Abstract

This book contains complete transcriptions, with notes, of the 133 surviving letters of Charles Hutton (1737–1823). The letters span the period 1770–1823 and are drawn from nearly thirty different archives. Most have not been published before. Hutton was one of the most prominent British mathematicians of his generation. He played roles at the Royal Society, the Royal Military Academy, the Board of Longitude, the ‘philomath’ network, and elsewhere. He worked on the explosive force of gunpowder and the mean density of the earth, winning the Royal Society’s Copley Medal in 1778; he was also at the focus of a celebrated row at the Royal Society in 1784 over the place of mathematics there.

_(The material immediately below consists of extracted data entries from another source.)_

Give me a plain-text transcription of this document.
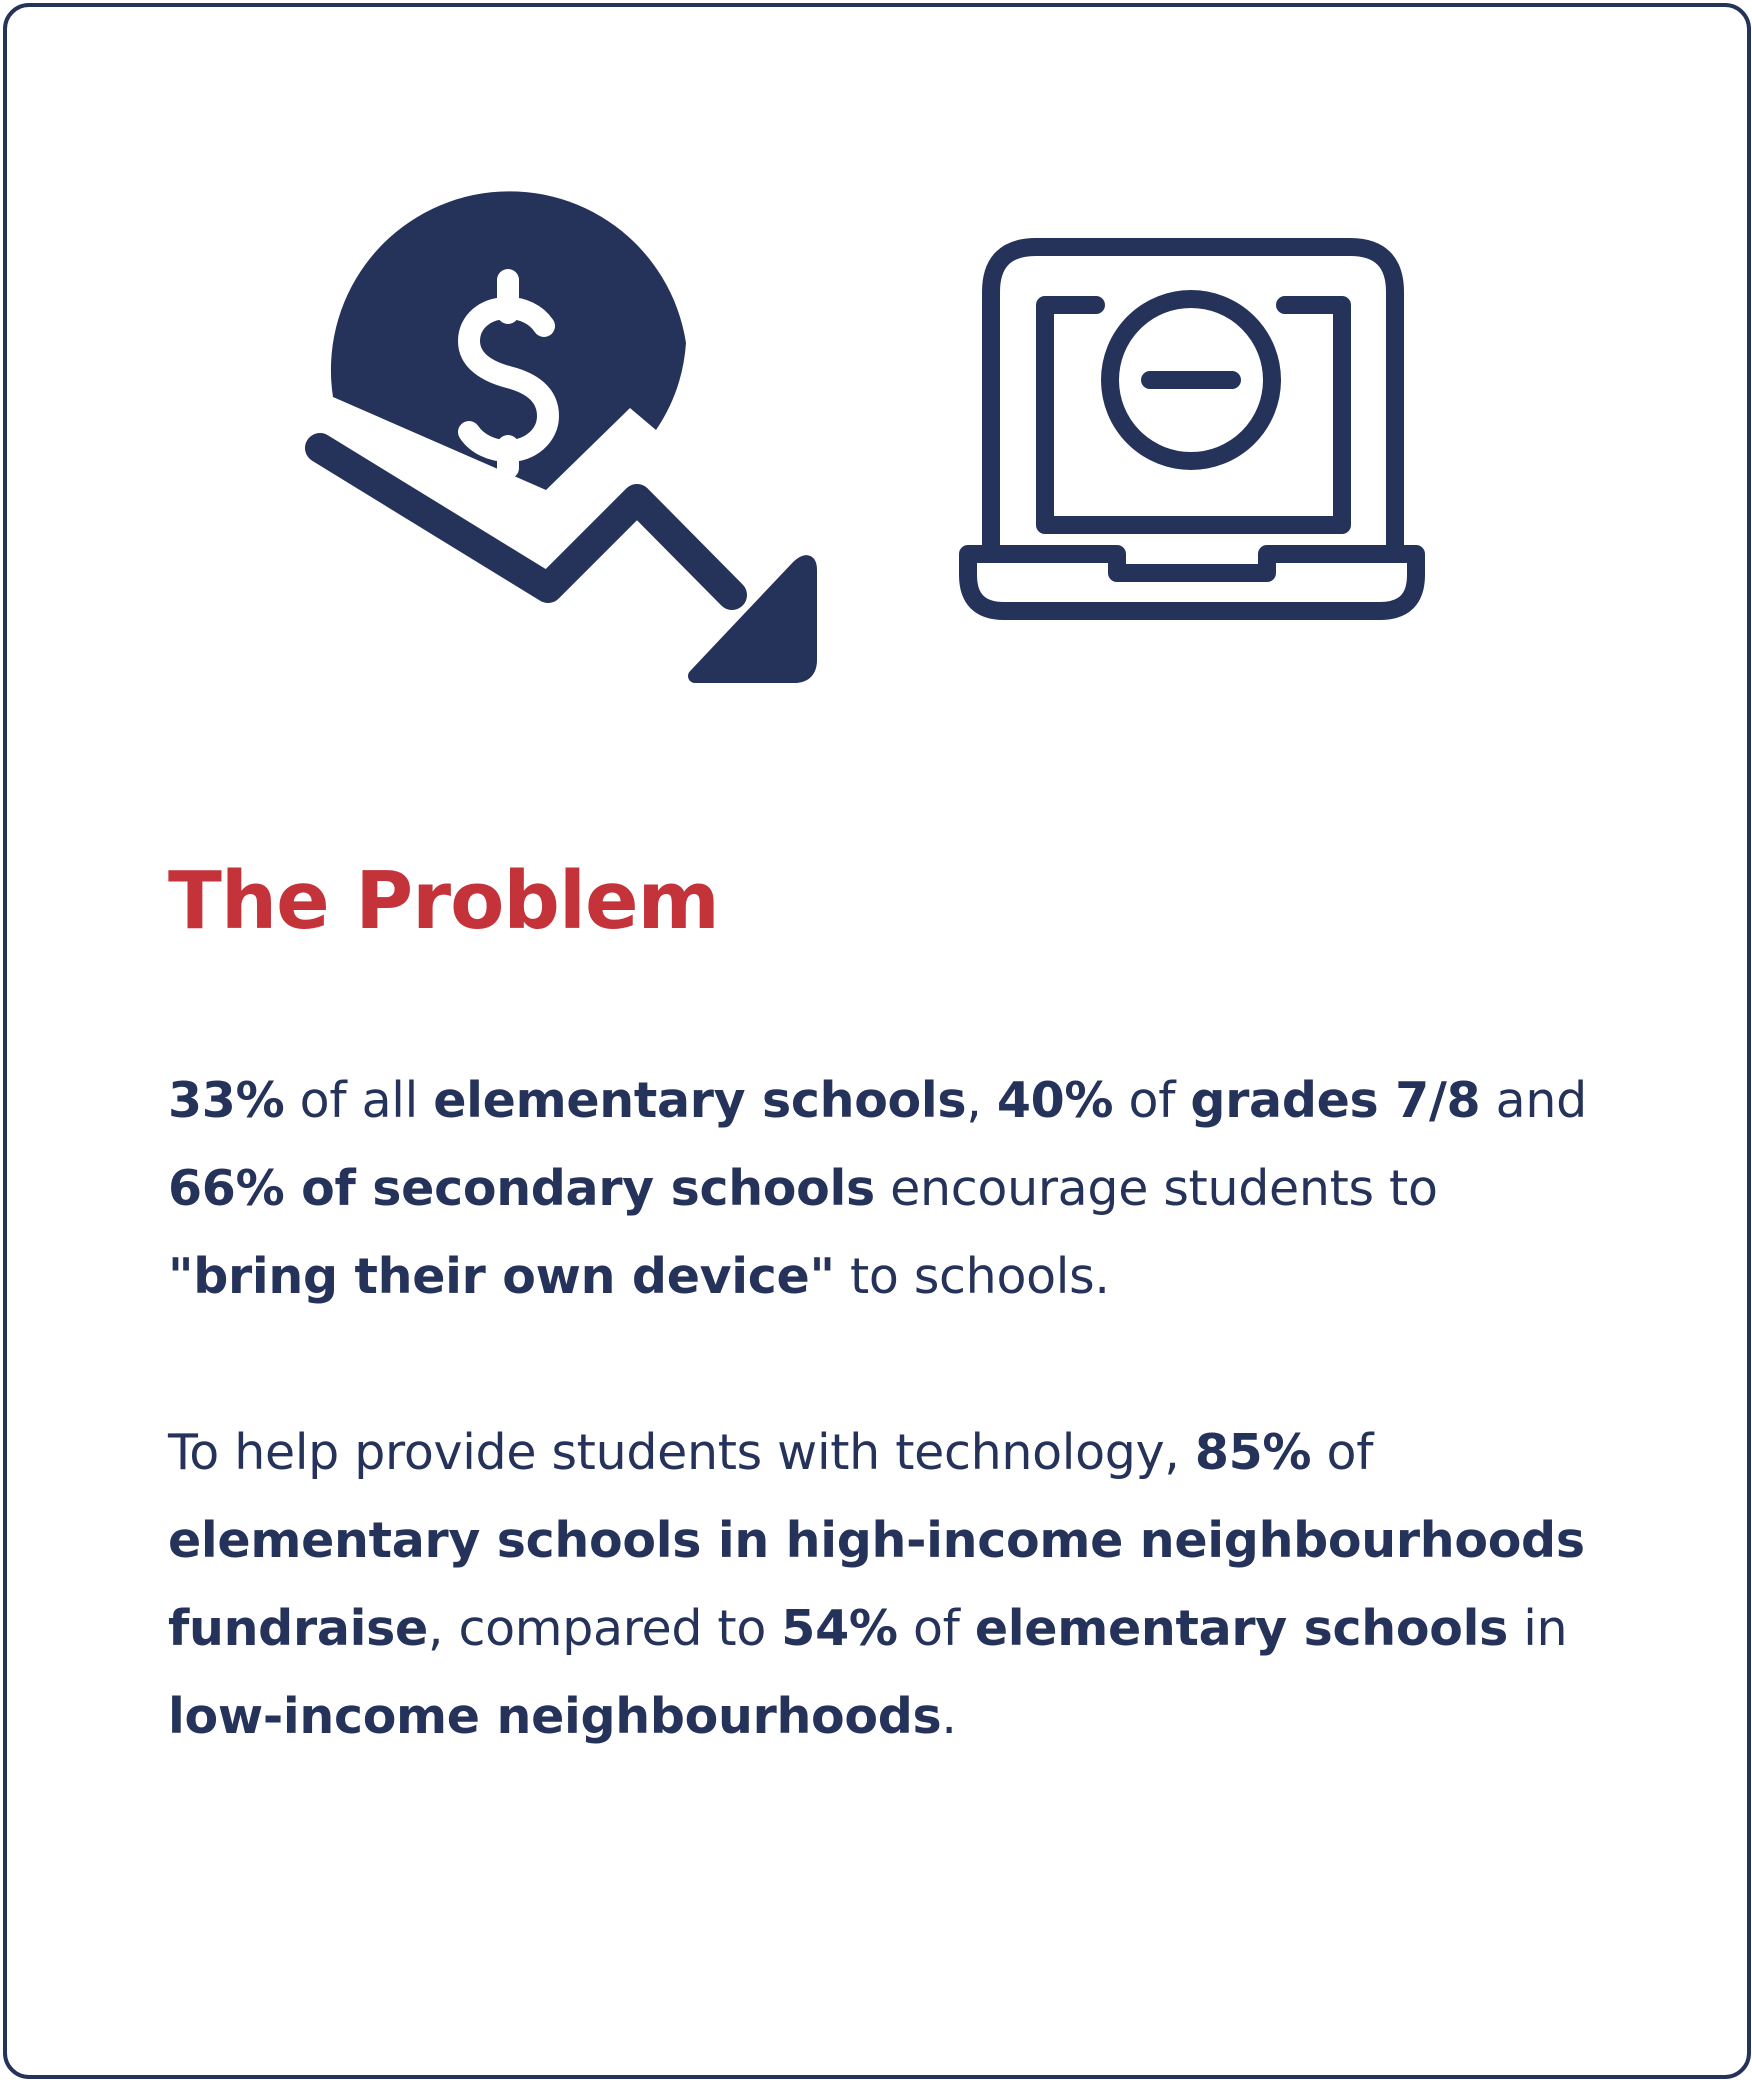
The Problem

33% of all elementary schools, 40% of grades 7/8 and 66% of secondary schools encourage students to "bring their own device" to schools.

To help provide students with technology, 85% of elementary schools in high-income neighbourhoods fundraise, compared to 54% of elementary schools in low-income neighbourhoods.
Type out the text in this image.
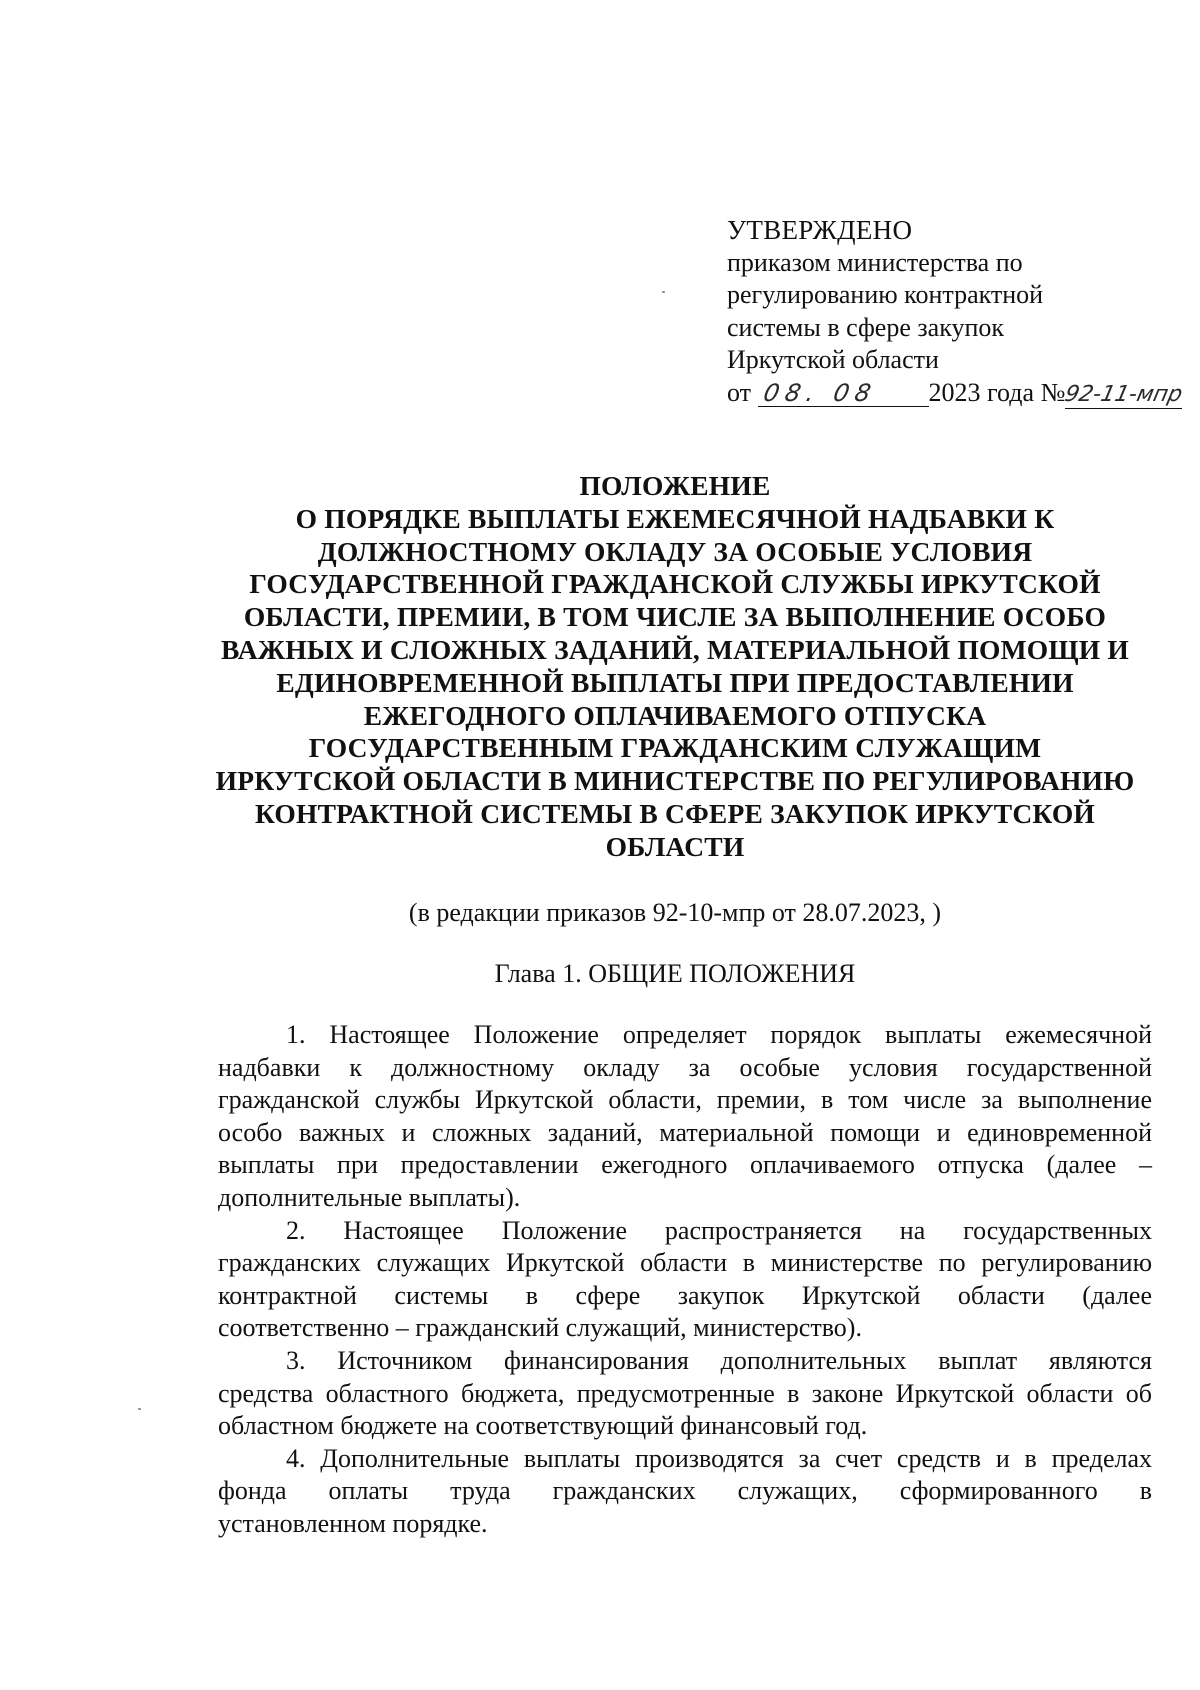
УТВЕРЖДЕНО
приказом министерства по
регулированию контрактной
системы в сфере закупок
Иркутской области
от 08. 08 2023 года №92-11-мпр
ПОЛОЖЕНИЕ
О ПОРЯДКЕ ВЫПЛАТЫ ЕЖЕМЕСЯЧНОЙ НАДБАВКИ К
ДОЛЖНОСТНОМУ ОКЛАДУ ЗА ОСОБЫЕ УСЛОВИЯ
ГОСУДАРСТВЕННОЙ ГРАЖДАНСКОЙ СЛУЖБЫ ИРКУТСКОЙ
ОБЛАСТИ, ПРЕМИИ, В ТОМ ЧИСЛЕ ЗА ВЫПОЛНЕНИЕ ОСОБО
ВАЖНЫХ И СЛОЖНЫХ ЗАДАНИЙ, МАТЕРИАЛЬНОЙ ПОМОЩИ И
ЕДИНОВРЕМЕННОЙ ВЫПЛАТЫ ПРИ ПРЕДОСТАВЛЕНИИ
ЕЖЕГОДНОГО ОПЛАЧИВАЕМОГО ОТПУСКА
ГОСУДАРСТВЕННЫМ ГРАЖДАНСКИМ СЛУЖАЩИМ
ИРКУТСКОЙ ОБЛАСТИ В МИНИСТЕРСТВЕ ПО РЕГУЛИРОВАНИЮ
КОНТРАКТНОЙ СИСТЕМЫ В СФЕРЕ ЗАКУПОК ИРКУТСКОЙ
ОБЛАСТИ
(в редакции приказов 92-10-мпр от 28.07.2023, )
Глава 1. ОБЩИЕ ПОЛОЖЕНИЯ
1. Настоящее Положение определяет порядок выплаты ежемесячной
надбавки к должностному окладу за особые условия государственной
гражданской службы Иркутской области, премии, в том числе за выполнение
особо важных и сложных заданий, материальной помощи и единовременной
выплаты при предоставлении ежегодного оплачиваемого отпуска (далее –
дополнительные выплаты).
2. Настоящее Положение распространяется на государственных
гражданских служащих Иркутской области в министерстве по регулированию
контрактной системы в сфере закупок Иркутской области (далее
соответственно – гражданский служащий, министерство).
3. Источником финансирования дополнительных выплат являются
средства областного бюджета, предусмотренные в законе Иркутской области об
областном бюджете на соответствующий финансовый год.
4. Дополнительные выплаты производятся за счет средств и в пределах
фонда оплаты труда гражданских служащих, сформированного в
установленном порядке.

He is of particular historical interest because of the variety of roles he played in British mathematics, the dexterity with which he navigated, exploited, and shaped personal and professional networks in mathematics and science, and the length and public profile of his career. Hutton corresponded nationally and internationally, and his correspondence illustrates the overlapping, intersection, and interaction of the different networks in which Hutton moved. It therefore provides new information about how Georgian mathematics was structured socially and how mathematical careers worked in that period. It provides a rare and valuable view of a mathematical culture that would substantially cease to exist when British mathematics embraced continental methods from the early nineteenth century onwards.